Best Tricep Exercises – Videos And Instructions

Here you'll find 3 of the best tricep exercises to help you sculpt and strengthen the back of your upper arms. The stronger your triceps are the easier you'll find it to carry, lift and push heavy things. Not only that, you'll have better looking arms.

Dumbbell Overhead Tricep Extension

Here's a short video demonstration of this one of the best tricep exercises for you.
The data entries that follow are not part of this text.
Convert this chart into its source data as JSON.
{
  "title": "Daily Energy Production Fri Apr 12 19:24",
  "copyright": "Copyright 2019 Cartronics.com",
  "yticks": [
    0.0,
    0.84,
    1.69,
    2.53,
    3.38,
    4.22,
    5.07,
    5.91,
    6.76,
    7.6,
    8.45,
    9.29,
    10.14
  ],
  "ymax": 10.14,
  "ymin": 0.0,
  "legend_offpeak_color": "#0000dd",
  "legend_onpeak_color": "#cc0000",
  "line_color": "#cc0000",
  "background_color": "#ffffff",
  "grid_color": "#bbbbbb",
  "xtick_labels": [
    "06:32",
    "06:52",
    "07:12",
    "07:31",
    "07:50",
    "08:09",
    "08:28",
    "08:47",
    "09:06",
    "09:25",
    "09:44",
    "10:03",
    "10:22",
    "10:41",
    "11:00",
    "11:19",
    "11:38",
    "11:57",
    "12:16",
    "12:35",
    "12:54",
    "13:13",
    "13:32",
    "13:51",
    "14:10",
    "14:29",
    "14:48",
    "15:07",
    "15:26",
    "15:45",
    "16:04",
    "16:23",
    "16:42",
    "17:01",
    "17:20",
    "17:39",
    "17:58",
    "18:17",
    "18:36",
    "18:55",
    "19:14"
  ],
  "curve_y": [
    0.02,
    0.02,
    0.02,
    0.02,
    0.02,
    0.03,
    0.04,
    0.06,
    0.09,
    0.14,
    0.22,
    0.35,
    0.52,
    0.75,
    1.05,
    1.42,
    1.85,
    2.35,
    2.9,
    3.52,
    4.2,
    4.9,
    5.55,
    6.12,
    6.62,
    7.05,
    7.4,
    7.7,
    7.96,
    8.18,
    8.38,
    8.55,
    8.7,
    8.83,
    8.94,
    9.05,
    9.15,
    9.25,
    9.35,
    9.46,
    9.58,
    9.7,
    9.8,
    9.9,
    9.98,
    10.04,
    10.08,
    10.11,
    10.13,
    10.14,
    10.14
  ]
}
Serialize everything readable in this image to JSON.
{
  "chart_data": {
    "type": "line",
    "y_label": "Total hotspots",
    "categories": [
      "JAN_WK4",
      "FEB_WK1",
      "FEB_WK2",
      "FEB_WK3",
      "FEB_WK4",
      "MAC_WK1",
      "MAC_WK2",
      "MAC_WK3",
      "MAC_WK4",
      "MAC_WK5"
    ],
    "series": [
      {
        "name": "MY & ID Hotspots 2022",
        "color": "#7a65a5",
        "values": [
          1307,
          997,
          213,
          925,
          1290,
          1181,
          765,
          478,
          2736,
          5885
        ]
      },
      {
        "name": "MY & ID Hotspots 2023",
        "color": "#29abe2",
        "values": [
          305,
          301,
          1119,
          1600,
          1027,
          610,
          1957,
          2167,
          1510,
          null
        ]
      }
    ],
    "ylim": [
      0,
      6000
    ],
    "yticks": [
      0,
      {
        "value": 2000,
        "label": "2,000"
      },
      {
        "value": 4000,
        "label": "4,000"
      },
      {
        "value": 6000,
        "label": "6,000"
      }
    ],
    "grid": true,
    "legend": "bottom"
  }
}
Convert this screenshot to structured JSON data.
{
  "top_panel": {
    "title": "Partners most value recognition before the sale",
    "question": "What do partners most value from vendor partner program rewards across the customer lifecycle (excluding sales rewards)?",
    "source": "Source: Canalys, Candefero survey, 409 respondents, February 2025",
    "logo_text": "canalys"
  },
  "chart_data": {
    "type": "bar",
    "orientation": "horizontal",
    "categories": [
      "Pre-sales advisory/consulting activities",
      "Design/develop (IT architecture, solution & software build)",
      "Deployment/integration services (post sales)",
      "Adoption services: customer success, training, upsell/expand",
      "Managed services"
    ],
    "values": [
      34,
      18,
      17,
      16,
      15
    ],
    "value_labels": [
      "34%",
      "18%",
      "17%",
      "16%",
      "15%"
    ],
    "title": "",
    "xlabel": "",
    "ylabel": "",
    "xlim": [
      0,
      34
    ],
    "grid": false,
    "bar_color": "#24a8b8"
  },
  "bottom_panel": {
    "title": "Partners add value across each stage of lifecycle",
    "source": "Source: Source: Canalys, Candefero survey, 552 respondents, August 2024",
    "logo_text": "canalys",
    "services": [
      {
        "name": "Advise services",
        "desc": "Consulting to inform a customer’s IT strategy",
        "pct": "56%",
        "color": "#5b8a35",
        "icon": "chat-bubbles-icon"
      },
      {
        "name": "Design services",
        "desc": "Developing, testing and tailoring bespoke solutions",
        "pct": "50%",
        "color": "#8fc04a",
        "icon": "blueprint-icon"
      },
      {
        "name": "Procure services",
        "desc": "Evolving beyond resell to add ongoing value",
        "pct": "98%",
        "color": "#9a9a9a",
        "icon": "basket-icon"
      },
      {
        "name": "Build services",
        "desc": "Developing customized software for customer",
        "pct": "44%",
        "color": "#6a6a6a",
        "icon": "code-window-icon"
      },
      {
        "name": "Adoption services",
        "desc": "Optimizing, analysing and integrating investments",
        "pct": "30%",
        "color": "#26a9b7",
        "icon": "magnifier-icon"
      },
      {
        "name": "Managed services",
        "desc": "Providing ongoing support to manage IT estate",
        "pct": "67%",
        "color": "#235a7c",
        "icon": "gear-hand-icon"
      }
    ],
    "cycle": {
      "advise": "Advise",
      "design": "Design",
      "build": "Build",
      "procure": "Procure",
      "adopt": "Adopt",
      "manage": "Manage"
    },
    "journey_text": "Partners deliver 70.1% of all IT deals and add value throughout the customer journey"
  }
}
Here are the text instructions.

Method

  1. In a standing position, hold one dumbbell with both hands.
  2. Bring the dumbbell up over the head so the arms are fully extended. This is the starting position.
  3. Keep your upper arms still, and slowly begin to bend at the elbow. Lower the weight down behind your head as far as you can go.
  4. Pause for a moment and then extend your arms back to the starting position.
  5. Repeat 2-3 sets of 10-12 times. Or do as many as your program tells you.

Things to watch out for

  • Your triceps are fairly small muscles. That means they won't be able to handle as heavy weights as your back, chest and leg muscles. So, don't try to use very heavy weights for your triceps.
  • Be careful not to hit the back of your neck with the dumbbell during the exercise. Do it quite slowly.
  • Keep your ab engaged and your back neutral throughout.

Extra tips

  • You can also perform this exercise sitting on a bench or a swiss ball.
  • You can also do this one arm at a time with a lighter dumbbell. Or you can do it with both arms simultaneously with one lighter dumbbell in each hand.

Tricep Kickbacks

Here's a video demonstration for you.

Method

  1. Stand holding a dumbbell in each hand.
  2. Bend your upper body forward to about a 45 degree angle.
  3. Keep your knees soft. Keep your arms by the side of your torso.
  4. Bend your elbows. This is your starting position.
  5. Straighten your arms towards your hips. This squeezes your triceps (back of upper arms).
  6. Return to the starting position.
  7. Repeat 2-3 sets of 10-12 times. Or do as many times as your program requires.

Things to watch out for

  • Keep your stomach tight and your back neutral throughout the exercise.
  • Don't swing your arms to lift the weights up. Use your triceps and do it quite slowly.
  • When your arms are extended, your palms should be facing each other.

Extra Tips

  • You can also do this exercise one arm at a time and use a heavier weight.
  • To make it harder, bend forward till your torso is parallel to the floor instead of only at 45 degrees.